WILMINGTON, Del. — First son Hunter Biden had “lost the power of self-control” when he lied about his crack cocaine addiction to buy a gun in the fall of 2018, federal prosecutors told jurors in their closing argument Monday.
Prosecutor Leo Wise told the panelists in his summation that the government had proven a pattern of behavior by Hunter, now 54, that showed he was hooked on drugs beginning as far back as 2015 and continuing through at least 2019 — including through his own words to his loved ones.

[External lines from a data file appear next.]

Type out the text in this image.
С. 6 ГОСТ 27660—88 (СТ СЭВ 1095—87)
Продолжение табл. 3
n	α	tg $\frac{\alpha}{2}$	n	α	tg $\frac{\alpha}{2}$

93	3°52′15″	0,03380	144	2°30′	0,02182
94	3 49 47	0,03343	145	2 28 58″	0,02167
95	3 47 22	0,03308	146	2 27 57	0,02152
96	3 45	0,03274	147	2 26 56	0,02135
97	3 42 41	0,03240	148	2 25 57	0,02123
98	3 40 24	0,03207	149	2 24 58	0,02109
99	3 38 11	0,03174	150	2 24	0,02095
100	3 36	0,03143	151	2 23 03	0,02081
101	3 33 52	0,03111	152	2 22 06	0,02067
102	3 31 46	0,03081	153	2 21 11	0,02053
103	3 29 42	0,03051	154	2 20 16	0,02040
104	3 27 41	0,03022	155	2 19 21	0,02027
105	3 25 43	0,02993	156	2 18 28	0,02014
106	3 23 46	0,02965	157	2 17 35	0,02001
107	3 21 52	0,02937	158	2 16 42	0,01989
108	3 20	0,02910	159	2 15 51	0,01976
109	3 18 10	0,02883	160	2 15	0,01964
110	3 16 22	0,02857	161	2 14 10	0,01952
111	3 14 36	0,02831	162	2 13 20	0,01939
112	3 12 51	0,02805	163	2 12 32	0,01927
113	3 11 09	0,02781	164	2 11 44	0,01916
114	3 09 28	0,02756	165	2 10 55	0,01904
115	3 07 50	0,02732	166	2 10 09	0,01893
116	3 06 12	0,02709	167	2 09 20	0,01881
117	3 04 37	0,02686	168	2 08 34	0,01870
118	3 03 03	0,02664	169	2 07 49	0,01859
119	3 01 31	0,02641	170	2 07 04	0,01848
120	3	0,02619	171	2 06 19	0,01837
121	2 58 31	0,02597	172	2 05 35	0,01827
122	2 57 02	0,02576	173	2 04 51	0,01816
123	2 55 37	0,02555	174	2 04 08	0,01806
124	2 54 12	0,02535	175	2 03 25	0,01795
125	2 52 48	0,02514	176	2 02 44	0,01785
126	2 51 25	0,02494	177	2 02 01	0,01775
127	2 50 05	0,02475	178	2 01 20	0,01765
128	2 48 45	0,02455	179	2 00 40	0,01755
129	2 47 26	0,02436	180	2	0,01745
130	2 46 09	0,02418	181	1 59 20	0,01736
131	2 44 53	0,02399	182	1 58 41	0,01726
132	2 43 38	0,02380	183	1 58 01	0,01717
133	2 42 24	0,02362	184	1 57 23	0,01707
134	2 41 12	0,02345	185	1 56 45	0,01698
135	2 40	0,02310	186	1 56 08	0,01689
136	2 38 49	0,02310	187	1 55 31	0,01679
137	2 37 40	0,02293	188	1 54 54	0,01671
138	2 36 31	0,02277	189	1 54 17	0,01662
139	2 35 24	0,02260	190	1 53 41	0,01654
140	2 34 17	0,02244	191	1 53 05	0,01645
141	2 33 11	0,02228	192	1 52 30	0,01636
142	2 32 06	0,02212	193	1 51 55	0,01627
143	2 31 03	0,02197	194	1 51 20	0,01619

“We see in these messages [Hunter] buying drugs, telling other people he was using drugs, and describing himself as an addict,” Wise said. “He had lost the power of self-control. That’s why he kept going to rehab. He couldn’t stop on his own.”
The Biden scion is charged with three felony counts connected to his claim on a gun application form that he didn’t use illegal drugs the day he walked out of a Wilmington gun store with a .38-caliber Colt Cobra revolver.
Prosecutors from special counsel David Weiss’ office are not required to prove Hunter Biden was high on the day of the purchase, Oct. 12, 2018, but only that he was addicted around that time.
“The evidence was personal. It was ugly, and it was overwhelming,” Wise said. “It was also absolutely necessary.”
During their arguments last week, prosecutors included audio excerpts from Hunter’s memoir “Beautiful Things” in which he described finding crack cocaine as his “superpower.”
Witnesses for the prosecution included Hunter’s ex-wife and two of his former girlfriends, one of whom recounted that he used the street drug “every 20 minutes.”
“The defendant used crack and was addicted to crack and knew he used crack and knew he was addicted to crack during the relevant time period,” Wise said.
“He didn’t use drugs by accident,” the prosecutor went on. “He knew he was using drugs and he knew he was addicted to drugs. Maybe if he’d never been to rehab, he could argue he didn’t know he was an addict.”
Hunter’s defense attorney, Abbe Lowell, has argued that his client didn’t knowingly lie about his addition when buying the gun — claiming instead that the first son was in a “deep state of denial.”